A brief exchange between a religious legal expert and Jesus is enough to hear again how simple and uncomplicated is God’s way. “Teacher, what must I do to inherit eternal life?” the lawyer asks. We too hear people say that what matters most is to be saved—but what is that exactly? Saved from what? Saved for what? Jesus asks the lawyer what does his own study of the law tell him, what is written there? The lawyer can recite it as easily as any well-versed Vacation Bible School child: “You shall love the Lord your God with all your heart, and with all your soul, and with all your strength, and with all your mind; and your neighbor as yourself.” Perfectly stated. It really is as simple as that.

But not for long. “Who is my neighbor?” the lawyer asks, either sincerely perplexed or fishing for a more complicated answer. And Jesus tells the now well-known tale of the Good Samaritan. A man is robbed on the Jericho road, stripped, beaten and left for dead. A priest and a Levite, considered holy and good, pass him by, but a Samaritan, outcast and rejected, gives assistance. He bandages the man, carries him to the shelter of an inn and takes care of him, paying his way for days to come.

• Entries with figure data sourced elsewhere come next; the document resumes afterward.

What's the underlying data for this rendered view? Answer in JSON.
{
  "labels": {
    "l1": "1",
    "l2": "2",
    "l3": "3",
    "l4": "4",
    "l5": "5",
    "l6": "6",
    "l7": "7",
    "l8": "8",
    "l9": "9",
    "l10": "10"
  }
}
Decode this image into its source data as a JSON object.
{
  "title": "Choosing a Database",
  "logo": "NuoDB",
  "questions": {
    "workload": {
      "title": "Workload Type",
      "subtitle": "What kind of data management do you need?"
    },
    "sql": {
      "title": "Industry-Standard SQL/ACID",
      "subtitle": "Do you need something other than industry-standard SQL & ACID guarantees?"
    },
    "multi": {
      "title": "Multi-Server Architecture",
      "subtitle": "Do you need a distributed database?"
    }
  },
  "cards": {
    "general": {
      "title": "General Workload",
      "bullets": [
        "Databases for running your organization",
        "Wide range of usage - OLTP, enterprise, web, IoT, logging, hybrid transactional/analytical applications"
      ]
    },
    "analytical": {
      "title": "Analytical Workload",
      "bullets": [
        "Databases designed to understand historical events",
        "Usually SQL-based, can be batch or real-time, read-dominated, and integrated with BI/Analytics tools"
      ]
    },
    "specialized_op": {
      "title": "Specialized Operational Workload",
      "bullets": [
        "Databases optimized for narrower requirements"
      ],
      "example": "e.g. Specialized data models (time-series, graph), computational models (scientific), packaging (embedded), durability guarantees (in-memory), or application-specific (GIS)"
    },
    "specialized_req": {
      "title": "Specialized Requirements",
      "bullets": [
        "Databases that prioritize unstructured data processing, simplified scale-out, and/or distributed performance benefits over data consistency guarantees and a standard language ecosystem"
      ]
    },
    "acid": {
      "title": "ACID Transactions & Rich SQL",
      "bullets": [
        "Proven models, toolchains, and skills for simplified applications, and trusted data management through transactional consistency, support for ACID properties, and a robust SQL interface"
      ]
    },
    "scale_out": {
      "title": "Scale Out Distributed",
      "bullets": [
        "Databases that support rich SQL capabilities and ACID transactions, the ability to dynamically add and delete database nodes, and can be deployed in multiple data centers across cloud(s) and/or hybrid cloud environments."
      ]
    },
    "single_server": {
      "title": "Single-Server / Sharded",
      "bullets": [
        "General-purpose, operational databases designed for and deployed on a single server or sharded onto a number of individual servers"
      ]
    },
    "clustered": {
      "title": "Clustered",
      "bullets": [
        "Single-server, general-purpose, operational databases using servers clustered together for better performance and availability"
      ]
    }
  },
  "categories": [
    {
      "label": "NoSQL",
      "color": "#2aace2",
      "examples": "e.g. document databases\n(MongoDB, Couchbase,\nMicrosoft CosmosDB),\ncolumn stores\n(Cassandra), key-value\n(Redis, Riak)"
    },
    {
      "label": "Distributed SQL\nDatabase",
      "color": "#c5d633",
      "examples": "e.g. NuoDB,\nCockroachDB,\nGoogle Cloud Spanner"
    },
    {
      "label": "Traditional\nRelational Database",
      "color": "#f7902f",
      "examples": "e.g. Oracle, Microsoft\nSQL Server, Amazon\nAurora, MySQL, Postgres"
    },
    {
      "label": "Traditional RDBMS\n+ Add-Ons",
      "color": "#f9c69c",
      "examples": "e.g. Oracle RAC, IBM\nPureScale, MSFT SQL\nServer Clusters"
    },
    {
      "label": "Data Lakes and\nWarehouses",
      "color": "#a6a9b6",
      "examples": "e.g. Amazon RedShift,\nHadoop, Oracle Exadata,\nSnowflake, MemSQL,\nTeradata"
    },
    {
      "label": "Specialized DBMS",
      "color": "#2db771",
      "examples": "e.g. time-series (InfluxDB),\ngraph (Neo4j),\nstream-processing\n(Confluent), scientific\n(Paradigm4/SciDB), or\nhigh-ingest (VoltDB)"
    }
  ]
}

Which one, Jesus asks, is the true neighbor? Even the lawyer knows it is the Samaritan, the one who is loved least but has loved another the most.

No matter what our understanding of faith might be or become, we all start somewhere. We all have a foundational truth, a first love, from which we begin. We begin in fear or trust, in competition or cooperation, in spite or compassion. Do you have a founding desire to love God with all your heart, soul, strength and mind and to love your neighbor as well as yourself? How does it show itself in action? Our first love is only as real as what we do, how we respond, the kinds of lives we end up living. If you followed me out on the road today, what sort of love would you see in me? Would you see me render aid or pass on by, condemn or show mercy? Will I let you come close enough to see who I really am and, when you see, to show your mercy to me?